Com a apuração que está sendo feita pela Corregedoria do Tribunal de Justiça em relação a decisões judiciais que foram alvos do esquema clandestino de espionagem “barriga de aluguel”, em que números de telefones são inseridos de forma irregular em pedidos de interceptação telefônica, as vítimas que forem descobertas deverão ser informadas pelo próprio Judiciário.
“Eu não tenho noção exata até que se comece a apurar. E a apuração – como todas, rigorosíssimas, mais do que isso, eu não posso me deixar esquecer da importância de que as vítimas ou possíveis vítimas sejam efetivamente esclarecidas”, disse o presidente do TJ, desembargador Rui Ramos, em coletiva de imprensa.

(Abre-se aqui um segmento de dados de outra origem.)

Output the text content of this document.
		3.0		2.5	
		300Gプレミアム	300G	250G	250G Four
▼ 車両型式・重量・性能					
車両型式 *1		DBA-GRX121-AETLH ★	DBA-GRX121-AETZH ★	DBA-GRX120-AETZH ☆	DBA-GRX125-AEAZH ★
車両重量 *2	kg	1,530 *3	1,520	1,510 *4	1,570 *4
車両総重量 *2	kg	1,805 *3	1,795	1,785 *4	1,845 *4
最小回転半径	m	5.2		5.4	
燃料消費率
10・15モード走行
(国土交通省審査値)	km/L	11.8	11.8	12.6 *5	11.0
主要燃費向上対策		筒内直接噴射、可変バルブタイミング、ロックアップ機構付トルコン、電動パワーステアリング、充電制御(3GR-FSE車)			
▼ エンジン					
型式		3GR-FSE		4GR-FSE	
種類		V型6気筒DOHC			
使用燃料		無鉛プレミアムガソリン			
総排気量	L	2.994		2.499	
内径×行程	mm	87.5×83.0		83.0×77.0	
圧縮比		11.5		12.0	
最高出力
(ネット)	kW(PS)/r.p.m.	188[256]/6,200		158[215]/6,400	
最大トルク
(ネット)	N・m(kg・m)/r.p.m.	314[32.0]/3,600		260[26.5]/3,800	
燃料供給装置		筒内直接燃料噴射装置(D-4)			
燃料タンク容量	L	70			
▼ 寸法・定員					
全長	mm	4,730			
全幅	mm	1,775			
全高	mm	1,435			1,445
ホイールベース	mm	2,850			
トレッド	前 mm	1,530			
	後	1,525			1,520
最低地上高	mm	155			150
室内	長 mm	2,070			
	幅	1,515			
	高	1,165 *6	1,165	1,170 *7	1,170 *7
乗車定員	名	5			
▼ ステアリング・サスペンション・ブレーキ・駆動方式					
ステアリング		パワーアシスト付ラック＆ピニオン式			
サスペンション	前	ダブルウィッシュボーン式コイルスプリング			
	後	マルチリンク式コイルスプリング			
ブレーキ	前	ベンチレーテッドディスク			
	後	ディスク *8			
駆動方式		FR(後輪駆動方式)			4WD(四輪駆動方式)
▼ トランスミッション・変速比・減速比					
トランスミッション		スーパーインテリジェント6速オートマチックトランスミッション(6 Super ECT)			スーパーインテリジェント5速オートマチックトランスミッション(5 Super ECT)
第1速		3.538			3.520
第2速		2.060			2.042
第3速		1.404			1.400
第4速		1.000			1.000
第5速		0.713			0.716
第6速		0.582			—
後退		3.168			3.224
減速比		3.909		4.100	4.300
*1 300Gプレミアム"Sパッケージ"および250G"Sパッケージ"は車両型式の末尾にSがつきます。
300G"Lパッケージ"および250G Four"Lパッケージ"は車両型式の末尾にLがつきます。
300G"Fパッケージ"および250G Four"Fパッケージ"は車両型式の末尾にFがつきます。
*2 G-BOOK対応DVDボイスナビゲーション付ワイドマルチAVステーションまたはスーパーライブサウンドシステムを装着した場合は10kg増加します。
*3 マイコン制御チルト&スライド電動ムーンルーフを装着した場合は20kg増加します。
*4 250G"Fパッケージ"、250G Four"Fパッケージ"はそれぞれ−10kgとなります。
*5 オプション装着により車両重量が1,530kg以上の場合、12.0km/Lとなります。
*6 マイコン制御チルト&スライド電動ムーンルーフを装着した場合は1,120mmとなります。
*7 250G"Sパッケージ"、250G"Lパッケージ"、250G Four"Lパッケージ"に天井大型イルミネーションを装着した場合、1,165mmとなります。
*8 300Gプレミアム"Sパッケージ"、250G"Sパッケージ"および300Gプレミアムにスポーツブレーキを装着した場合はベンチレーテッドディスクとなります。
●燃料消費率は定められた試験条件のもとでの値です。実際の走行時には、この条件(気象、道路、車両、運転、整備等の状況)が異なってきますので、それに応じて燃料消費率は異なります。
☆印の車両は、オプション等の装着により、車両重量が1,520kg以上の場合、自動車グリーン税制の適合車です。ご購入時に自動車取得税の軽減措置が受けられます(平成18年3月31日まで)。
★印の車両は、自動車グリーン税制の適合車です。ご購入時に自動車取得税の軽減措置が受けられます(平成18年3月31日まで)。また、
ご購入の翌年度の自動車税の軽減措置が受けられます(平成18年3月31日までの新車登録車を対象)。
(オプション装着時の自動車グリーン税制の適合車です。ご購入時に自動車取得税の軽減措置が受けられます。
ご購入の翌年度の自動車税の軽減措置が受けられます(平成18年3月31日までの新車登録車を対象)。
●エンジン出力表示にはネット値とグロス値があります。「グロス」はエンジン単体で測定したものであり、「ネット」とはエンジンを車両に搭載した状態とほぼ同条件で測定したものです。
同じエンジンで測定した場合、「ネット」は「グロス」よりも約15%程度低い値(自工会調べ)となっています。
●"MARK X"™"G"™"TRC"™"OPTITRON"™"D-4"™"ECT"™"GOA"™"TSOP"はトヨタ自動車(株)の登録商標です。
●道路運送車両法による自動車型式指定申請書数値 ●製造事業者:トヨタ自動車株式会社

Segundo ele, deve ser uma responsabilidade da instituição dar explicações às pessoas que foram alvo da espionagem clandestina, supostamente promovida por membros do alto escalão do governo. “Quem foi ouvido tem que ser esclarecido. É uma responsabilidade do Estado e do Judiciário de informar a vítima. A vítima tem direito de saber”, disse Ramos, que até o momento já recebeu intervenções de algumas das vítimas já descobertas, como a deputada Janaina Riva (PMDB) e o advogado José Patrocínio, por meio da Ordem dos Advogados do Brasil (OAB).
Segundo o magistrado, apesar de ainda não ter certeza da extensão do problema, o caso aponta para algo sistêmico. “Não adianta me dizer que esse é um caso pontual. Isso realiza um estrago sistêmico, o estrago é muito grande, a insegurança se torna muito grande”.
E defendeu que as apurações sejam feitas de forma rigorosa por conta da insegurança a que a população está supostamente exposta. “Eu tenho que apurar e apurar pra valer! Porque aqui eu não tenho uma vítima x, uma vítima y que foi ofendida por infortúnio. Eu tenho a possibilidade de um Estado, que deveria nos garantir todos os direitos fundamentais, nos colocando em uma situação de insegurança”, avaliou o chefe do Poder Judiciário mato-grossense, comparando o caso ao "Watergate" escândalo de escutas que derrubou Richard Nixon da Presidência dos Estados Unidos, nos anos 70.
O desembargador ressaltou que até o final de semana, a Corregedoria já deve ter em mãos todas as decisões proferidas por juízes criminais em ações de interceptação, no período de 2014 até agora. Com esse material é que serão feitas as apurações para chegar ao volume de irregularidades cometidas.
“Estamos buscando junto a todos os magistrados todas essas informações para saber se houve o mínimo de concorrência por uma certa negligência”, disse Rui. No entanto, ele afirmou que, em primeira avaliação, não existem evidências de que houve participação de juízes na irregularidade.
Ele acrescentou que o juiz Jorge Luiz Tadeu Ferreira, que, em 2015, ainda na comarca de Cáceres, autorizou os grampos que vitimaram pessoas como a deputada Janaina Riva, o jornalista José Marcondes “Muvuca” e a socialite Tatiane Sangalli, já procurou a corregedoria se colocando a disposição de esclarecimentos.
Rui Ramos, contudo, afirmou que existe sim a possibilidade de falhas, relacionado a isso a pressão que os magistrados vivem nesse tipo de situação de pedidos de interceptação telefônica. “É claro que nós corremos um certo risco em estar deferindo erroneamente. O conhecimento é inicial, não é aquele conhecimento de prova em que todo mundo foi ouvido, são procedimentos de investigação e a lei nos autoriza essa situação”.